Aside from the Sunday Sport, which cost £101 over the year, the least amount of money – £8,192 – was spent on the Star newspapers.

Ephraim Hardcastle, a Daily Mail diary column, today noted that while the Daily Mail is now the broadcaster's newspaper of choice, "the BBC paid more to buy 45,672 (£1.60) Guardians in 2014 (£63,061) than 78,463 Mails (£40,482)".
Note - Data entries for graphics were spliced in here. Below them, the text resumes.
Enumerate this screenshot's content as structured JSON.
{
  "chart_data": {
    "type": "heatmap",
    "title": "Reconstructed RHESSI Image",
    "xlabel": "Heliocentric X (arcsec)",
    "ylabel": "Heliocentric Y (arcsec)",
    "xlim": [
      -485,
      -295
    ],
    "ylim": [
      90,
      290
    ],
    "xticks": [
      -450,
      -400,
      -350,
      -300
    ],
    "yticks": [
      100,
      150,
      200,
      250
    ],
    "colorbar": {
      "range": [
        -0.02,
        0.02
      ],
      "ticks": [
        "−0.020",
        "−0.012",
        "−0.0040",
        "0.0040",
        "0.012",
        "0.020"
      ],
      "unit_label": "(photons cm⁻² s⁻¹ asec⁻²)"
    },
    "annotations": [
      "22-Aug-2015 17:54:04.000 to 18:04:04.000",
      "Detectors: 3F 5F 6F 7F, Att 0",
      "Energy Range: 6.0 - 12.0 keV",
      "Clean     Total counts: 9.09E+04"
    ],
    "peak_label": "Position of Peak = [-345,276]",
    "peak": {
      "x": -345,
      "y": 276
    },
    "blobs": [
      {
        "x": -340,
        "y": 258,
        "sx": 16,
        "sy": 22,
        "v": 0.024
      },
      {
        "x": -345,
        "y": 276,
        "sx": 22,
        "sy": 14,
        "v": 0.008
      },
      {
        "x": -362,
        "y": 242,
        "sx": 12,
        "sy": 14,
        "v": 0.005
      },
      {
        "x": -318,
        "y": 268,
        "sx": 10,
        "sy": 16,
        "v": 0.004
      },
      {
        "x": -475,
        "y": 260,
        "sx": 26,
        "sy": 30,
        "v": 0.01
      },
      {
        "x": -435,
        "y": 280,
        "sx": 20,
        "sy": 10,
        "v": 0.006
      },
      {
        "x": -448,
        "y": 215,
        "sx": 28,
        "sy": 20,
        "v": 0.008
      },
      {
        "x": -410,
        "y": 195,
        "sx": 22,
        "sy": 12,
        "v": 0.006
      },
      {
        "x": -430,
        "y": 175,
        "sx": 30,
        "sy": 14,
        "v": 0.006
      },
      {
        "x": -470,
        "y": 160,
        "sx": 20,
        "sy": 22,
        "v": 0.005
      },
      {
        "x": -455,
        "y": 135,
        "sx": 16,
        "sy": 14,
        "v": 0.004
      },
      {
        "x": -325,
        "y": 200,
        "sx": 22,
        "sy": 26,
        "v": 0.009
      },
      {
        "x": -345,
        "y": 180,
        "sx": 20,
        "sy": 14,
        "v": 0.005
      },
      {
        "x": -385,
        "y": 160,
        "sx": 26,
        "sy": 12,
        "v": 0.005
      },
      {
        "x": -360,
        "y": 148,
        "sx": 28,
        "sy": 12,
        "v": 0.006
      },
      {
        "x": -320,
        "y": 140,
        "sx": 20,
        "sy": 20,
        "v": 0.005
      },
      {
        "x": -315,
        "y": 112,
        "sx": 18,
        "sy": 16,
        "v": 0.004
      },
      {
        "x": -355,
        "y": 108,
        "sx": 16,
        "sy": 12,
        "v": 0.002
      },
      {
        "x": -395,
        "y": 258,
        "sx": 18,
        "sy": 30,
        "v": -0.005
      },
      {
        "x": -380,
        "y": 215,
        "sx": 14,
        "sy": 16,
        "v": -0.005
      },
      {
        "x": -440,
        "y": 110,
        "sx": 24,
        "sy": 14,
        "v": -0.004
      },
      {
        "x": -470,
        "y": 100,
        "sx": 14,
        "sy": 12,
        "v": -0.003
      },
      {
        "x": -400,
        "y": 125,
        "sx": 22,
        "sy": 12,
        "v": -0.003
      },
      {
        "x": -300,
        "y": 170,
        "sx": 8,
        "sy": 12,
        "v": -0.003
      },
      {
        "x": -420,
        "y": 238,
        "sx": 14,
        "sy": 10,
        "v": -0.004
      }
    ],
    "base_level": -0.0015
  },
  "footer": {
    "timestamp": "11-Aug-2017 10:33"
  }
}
Daily newspapers Total spent, 2014 Sunday newspapers Total spent, 2014
Daily Express £21,134 Sunday Express £5,154
Daily Mail £40,482 The Mail on Sunday £9,319
Daily Star £6,830 Daily Star Sunday £1,362
The Daily Telegraph £89,069 The Sunday Telegraph £11,766
The Guardian £63,061 The Observer £17,076
The Sun £22,730 The Sun on Sunday £2,807
The Independent £73,175 The Independent on Sunday £10,920
The Times £78,825 The Sunday Times £18,752
Daily Mirror £28,269 Sunday Mirror £5,205
Financial Times £83,061 Sunday People £2,647

A BBC spokesperson said: “The largest number of newspapers delivered come from News UK. As an impartial international news broadcaster with three rolling TV news channels, 28 foreign language services, daily paper reviews as well as various radio and TV current affairs programmes our viewers rightly expect our presenters, journalists and expert contributors to be across all the day’s stories in all the UK newspapers.

“The BBC has secured a discount through its service contract ensuring value for money.”